France’s statutory retirement age is set to increase gradually from 60 to 62 by 2018 under proposals outlined by Labour minister Éric Woerth, IPE.com reported. Life expectancy had increased by three years since 1980, when the current retirement age had been agreed, Woerth said.
Despite the announcement, all proposals still have to be agreed by Parliament, which is expected to address the issue in September.
The move is expected to allow the government to save €18bn, or about $27 billion, and combat a growing pensions deficit. Woerth said these savings could not have been achieved simply by increasing the contribution period.
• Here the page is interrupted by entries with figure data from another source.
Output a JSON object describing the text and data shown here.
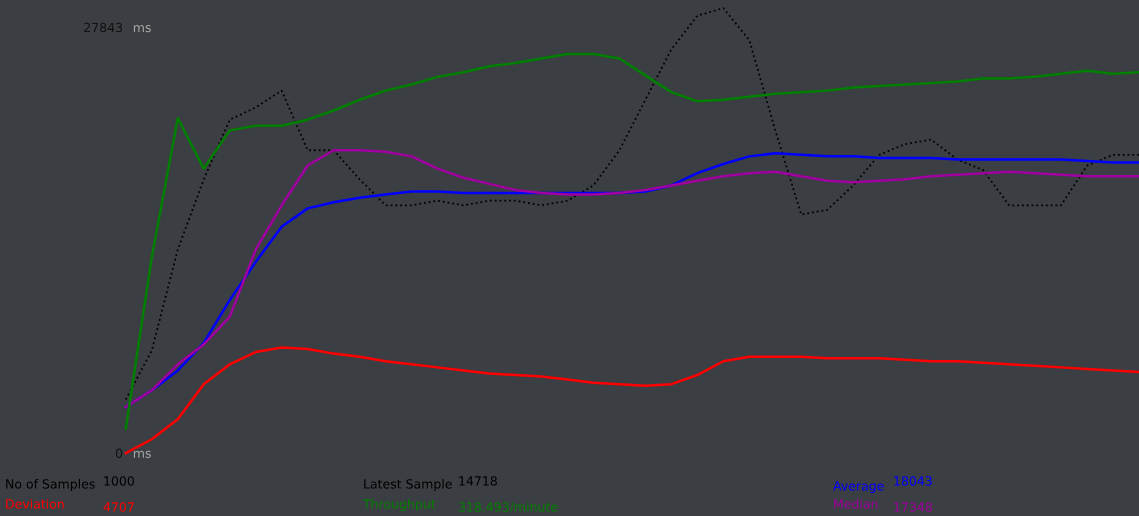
{
  "chart_data": {
    "type": "line",
    "categories": [
      null,
      null,
      null,
      null,
      null,
      null,
      null,
      null,
      null,
      null,
      null,
      null,
      null,
      null,
      null,
      null,
      null,
      null,
      null,
      null,
      null,
      null,
      null,
      null,
      null,
      null,
      null,
      null,
      null,
      null,
      null,
      null,
      null,
      null,
      null,
      null,
      null,
      null,
      null,
      null
    ],
    "ylim": [
      0,
      29300
    ],
    "yticks": [
      27843,
      0
    ],
    "ylabel": "ms",
    "tick_labels": "y",
    "grid": false,
    "legend": false,
    "series": [
      {
        "type": "line",
        "line_style": "dotted",
        "color": "#000000",
        "values": [
          3500,
          6700,
          13300,
          17900,
          21800,
          22600,
          23700,
          19800,
          19800,
          17900,
          16200,
          16200,
          16500,
          16200,
          16500,
          16500,
          16200,
          16500,
          17500,
          19800,
          23100,
          26400,
          28600,
          29100,
          27000,
          21100,
          15600,
          15900,
          17500,
          19500,
          20200,
          20500,
          19200,
          18500,
          16200,
          16200,
          16200,
          18800,
          19500,
          19500
        ]
      },
      {
        "name": "Average",
        "color": "#0000ff",
        "values": [
          3000,
          4100,
          5400,
          7200,
          10000,
          12500,
          14800,
          16000,
          16400,
          16700,
          16900,
          17100,
          17100,
          17000,
          17000,
          17000,
          17000,
          17000,
          17000,
          17000,
          17100,
          17500,
          18300,
          18900,
          19400,
          19600,
          19500,
          19400,
          19400,
          19300,
          19300,
          19300,
          19200,
          19200,
          19200,
          19200,
          19200,
          19100,
          19000,
          19000
        ]
      },
      {
        "name": "Median",
        "color": "#a000a0",
        "values": [
          3000,
          4100,
          5800,
          7100,
          8900,
          13300,
          16200,
          18800,
          19800,
          19800,
          19700,
          19400,
          18600,
          18000,
          17600,
          17200,
          17000,
          16900,
          16900,
          17000,
          17200,
          17500,
          17800,
          18100,
          18300,
          18400,
          18100,
          17800,
          17700,
          17800,
          17900,
          18100,
          18200,
          18300,
          18400,
          18300,
          18200,
          18100,
          18100,
          18100
        ]
      },
      {
        "name": "Deviation",
        "color": "#ff0000",
        "values": [
          0,
          900,
          2200,
          4500,
          5800,
          6600,
          6900,
          6800,
          6500,
          6300,
          6000,
          5800,
          5600,
          5400,
          5200,
          5100,
          5000,
          4800,
          4600,
          4500,
          4400,
          4500,
          5100,
          6000,
          6300,
          6300,
          6300,
          6200,
          6200,
          6200,
          6100,
          6000,
          6000,
          5900,
          5800,
          5700,
          5600,
          5500,
          5400,
          5300
        ]
      },
      {
        "name": "Throughput",
        "color": "#008000",
        "values": [
          1600,
          12800,
          21900,
          18600,
          21100,
          21400,
          21400,
          21800,
          22400,
          23100,
          23700,
          24100,
          24600,
          24900,
          25300,
          25500,
          25800,
          26100,
          26100,
          25800,
          24700,
          23600,
          23000,
          23100,
          23300,
          23500,
          23600,
          23700,
          23900,
          24000,
          24100,
          24200,
          24300,
          24500,
          24500,
          24600,
          24800,
          25000,
          24800,
          24900
        ]
      }
    ],
    "annotations": [
      "No of Samples",
      "1000",
      "Latest Sample",
      "14718",
      "4707",
      "318.493/minute",
      "18043",
      "17348"
    ]
  }
}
“All other things equal, this should increase the size of ERAFP and also further improve its solvency, which is already satisfactory,” said Philippe Desfossés, chief executive of ERAFP, the French civil service supplementary pension scheme. “However, these changes will occur only gradually, and it remains to be seen whether the actual retirement age will increase as much as the legal one.”
Without changes the retirement age, France’s state pension deficit was expected to hit between €72bn and €115bn by 2050 in calculations made by the Conseil d’orientation des retraites (COR), the country’s leading pension advisory body.
The reforms will go hand in hand with an already implemented increase in minimum contribution period. Currently, at 40.5 years, it is set to increase to 41.5 by 2020.
COR had previously suggested that, without reforms, the minimum contribution period would have to be increased to 43.5 years by 2050 if pensioners wished to continue relieving a full pension.